Friday, September 20, 2019


THEY SHOOT HORSES, DON’T THEY?


By Horace McCoy


Serpents. Tail, Profile Books, London first edition, 1935; this edition, 2010.


I’m not sure how many years ago it was, but one fine day I made the decision to read the classics. I didn’t get very far. Truth be told, I didn’t enjoy many of them. As a writer, I found reasons to prefer today’s structure and general rules. As a reader, with a few exceptions, I was bored.

Last month I came across a very low-cost copy of THEY SHOOT HORSES DON’T THEY, one of the classics I had not yet gotten around to reading. A short paperback, I hoped it would be a quick beach-read – NOT.

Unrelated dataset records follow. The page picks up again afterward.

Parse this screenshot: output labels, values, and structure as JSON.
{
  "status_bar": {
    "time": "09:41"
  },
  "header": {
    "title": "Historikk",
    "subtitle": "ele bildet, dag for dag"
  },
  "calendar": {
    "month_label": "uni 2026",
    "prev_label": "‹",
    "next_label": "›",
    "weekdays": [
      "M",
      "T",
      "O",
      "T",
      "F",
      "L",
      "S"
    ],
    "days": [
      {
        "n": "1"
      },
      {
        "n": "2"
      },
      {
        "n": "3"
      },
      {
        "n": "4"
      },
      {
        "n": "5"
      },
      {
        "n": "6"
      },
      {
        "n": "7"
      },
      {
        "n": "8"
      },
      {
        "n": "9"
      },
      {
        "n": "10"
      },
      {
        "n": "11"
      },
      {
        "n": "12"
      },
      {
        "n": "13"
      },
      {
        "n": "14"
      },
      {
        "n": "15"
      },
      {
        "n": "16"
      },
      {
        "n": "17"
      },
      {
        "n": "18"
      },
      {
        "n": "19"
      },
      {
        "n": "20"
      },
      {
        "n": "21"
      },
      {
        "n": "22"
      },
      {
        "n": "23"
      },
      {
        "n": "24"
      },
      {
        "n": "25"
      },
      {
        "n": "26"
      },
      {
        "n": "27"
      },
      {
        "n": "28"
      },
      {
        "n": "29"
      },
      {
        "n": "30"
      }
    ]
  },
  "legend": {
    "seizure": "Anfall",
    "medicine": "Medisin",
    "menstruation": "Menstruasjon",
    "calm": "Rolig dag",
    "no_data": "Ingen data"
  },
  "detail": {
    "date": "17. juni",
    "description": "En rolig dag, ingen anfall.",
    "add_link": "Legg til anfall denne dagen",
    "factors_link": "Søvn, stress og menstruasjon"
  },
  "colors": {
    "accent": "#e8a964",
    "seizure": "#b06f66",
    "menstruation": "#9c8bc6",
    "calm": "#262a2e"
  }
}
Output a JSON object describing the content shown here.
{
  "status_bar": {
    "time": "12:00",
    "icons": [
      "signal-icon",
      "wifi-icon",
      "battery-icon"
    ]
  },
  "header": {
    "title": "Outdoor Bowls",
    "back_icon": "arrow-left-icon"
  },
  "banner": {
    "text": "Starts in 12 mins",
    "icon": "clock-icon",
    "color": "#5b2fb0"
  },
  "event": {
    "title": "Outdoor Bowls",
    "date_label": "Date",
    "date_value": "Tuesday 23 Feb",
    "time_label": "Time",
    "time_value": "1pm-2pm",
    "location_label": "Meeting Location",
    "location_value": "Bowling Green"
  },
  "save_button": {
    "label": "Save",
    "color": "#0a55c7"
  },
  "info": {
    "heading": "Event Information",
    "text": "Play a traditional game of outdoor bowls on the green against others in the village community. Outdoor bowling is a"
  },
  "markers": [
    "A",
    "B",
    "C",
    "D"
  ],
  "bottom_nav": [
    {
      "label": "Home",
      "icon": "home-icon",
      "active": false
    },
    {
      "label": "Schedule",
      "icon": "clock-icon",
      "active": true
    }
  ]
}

The entire story is during Robert Syverten’s sentencing for the murder of Gloria Beatty. Robert shot Gloria on a park bench on the pier after spending five weeks as her partner in a dance marathon. When the police arrested him, they asked him why he shot her. He answered, “she asked me to.” When asked if that was the only reason, he thought about the time his uncle shot a horse with a broken leg and answered, “They shoot horses, don’t they?”

I didn’t enjoy this book for the same reason Robert shot Gloria. She was a miserable human being. Severely depressed and in dire need of help, which she would not get in the early 1930s during the Great Depression. And, Robert was as boring as she was miserable.

The story is told in Robert’s POV and his voice is clear but without emotion. He drones on and on about the details of their time together. I wanted to shake him and wake him up. I wanted to slap her. Or at least walk away from time to time but you couldn’t avoid these two, they danced together one-hour and fifty minutes of every hour, 24x7, for over five weeks! And McCoy dragged us through every intolerable minute. The only emotion in the novel was the chapter breaks which proclaimed the Judge’s statements throughout the sentencing, beginning with The prisoner will stand… and ending with …may God have mercy on your soul… That was a clever and I dare say inventive use of chapter breaks. 

Gloria was miserable, hopeless, depressed. She had attempted suicide, lost her parents, couldn’t get an acting job, destitute. She convinced Robert, a recent acquaintance, to enter the contest with her. At least they’d have food and a roof over their heads. Robert was also destitute but still hopeful of starting a career in films. When the contest abruptly ends, Robert and Gloria walk outside to see the sun for the first time in weeks.

She tells him she has nowhere to go and would be better of dead. He agrees with her. She hands him a pistol and asks for his help. Robert obliges. And we are told this at the very beginning of the story.

I rated this a C. It provided me some painful insight on life during the Great Depression. I loved the format of the interspersed Judges statements. I want to feel for Robert and Gloria but I can't. Other reviews describe it as "existential with deeply layered meaning, providing wonderful symbolism, and complex characters." But I disagree, it may be existential but not deep. Everything, even the characters, are transparent and raw yet unfazed. I’d like to see the rewrite with a little more drama, a lot more emotion, and a sub-plot or two that matter.

I guess I'm not cut out for the classics.